[Mono-list] Re: Is Objective-C support possible?
Thomas F. Burdick
tfb@OCF.Berkeley.EDU
Fri, 15 Feb 2002 13:09:24 -0800
Martin Coxall writes:
> > > In any case the CLR is designed to avoid that by making its requirement of
> > > multiply inherited classes be abstract, so if you want broken OO via impure
> > > Mixins, I wouldn't expect the CLR to ever support that. ILX would still
> > > support the CLR notion of single inheritance, multiple interfaces.
> >
> > You're talking about interfaces, not mixins. The term came from the
> > Flavors object system for Lisp, and mixins *do* come with
> > implementations. They're little classes that aretn't terribly useful
> > by themselves, but when mixed in with a substantial class, add
> > functionality.
>
> Which from a modern OO perspective is a Very Bad Thing.
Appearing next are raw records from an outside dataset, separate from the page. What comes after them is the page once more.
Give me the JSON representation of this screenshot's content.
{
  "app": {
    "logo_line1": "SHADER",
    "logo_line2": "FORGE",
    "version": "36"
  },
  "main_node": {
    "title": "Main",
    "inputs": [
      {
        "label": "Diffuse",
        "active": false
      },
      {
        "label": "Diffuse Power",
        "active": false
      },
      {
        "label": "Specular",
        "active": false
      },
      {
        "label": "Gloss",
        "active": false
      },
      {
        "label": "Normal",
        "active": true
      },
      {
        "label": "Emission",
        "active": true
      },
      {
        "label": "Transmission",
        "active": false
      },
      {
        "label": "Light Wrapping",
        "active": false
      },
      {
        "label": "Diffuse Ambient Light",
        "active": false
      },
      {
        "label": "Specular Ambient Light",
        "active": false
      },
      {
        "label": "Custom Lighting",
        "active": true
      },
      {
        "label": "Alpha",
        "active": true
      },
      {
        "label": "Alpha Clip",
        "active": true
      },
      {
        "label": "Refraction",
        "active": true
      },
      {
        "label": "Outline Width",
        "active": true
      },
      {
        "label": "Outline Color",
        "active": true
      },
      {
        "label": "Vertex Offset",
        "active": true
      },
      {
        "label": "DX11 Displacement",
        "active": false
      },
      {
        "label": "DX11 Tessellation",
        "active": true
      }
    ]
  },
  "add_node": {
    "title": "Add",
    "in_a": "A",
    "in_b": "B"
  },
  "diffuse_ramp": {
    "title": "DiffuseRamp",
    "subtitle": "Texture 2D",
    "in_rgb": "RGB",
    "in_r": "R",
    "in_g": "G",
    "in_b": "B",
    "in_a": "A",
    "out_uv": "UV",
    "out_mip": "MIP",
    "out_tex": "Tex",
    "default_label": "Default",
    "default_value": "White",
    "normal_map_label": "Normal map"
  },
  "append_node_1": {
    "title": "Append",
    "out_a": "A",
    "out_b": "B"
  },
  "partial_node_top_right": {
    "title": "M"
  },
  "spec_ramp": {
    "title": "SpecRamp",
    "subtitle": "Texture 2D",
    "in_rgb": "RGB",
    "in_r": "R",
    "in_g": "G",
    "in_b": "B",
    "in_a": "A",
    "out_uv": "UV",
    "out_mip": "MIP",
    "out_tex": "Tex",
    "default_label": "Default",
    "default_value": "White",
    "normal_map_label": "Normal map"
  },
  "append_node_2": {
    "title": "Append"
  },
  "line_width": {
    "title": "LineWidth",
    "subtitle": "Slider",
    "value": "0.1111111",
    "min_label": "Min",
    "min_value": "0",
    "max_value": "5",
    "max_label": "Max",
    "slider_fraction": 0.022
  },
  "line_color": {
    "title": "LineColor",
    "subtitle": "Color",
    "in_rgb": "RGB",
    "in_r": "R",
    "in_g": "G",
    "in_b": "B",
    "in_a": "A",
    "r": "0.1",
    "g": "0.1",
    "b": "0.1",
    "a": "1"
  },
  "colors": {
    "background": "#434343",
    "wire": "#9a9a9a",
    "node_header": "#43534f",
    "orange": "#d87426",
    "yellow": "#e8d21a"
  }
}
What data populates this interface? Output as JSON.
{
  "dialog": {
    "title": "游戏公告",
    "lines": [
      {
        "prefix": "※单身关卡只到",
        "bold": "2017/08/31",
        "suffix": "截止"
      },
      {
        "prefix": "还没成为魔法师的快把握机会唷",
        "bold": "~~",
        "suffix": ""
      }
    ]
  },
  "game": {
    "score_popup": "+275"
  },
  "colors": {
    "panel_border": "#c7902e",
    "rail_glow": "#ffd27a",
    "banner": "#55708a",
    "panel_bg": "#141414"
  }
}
Which is why
> neither Java nor C# support them.
Bah. You seem to have missed the point that the OP was asking about:
whether the .NET CLR can support more than just languages that look
like C#. I would agree that mixin classes would be a bad idea in Java
or C#. But not all languages are like C#. For dynamically-typed
languages, mixins do *not* break encapsulation.
> To achieve what you want without breaking encapsulation, use the
> decorator pattern. Again if refer to Gang of Four.
Such patterns are specific to languages like C++. They apply somewhat
to Smalltalk, but really little at all to Lisp.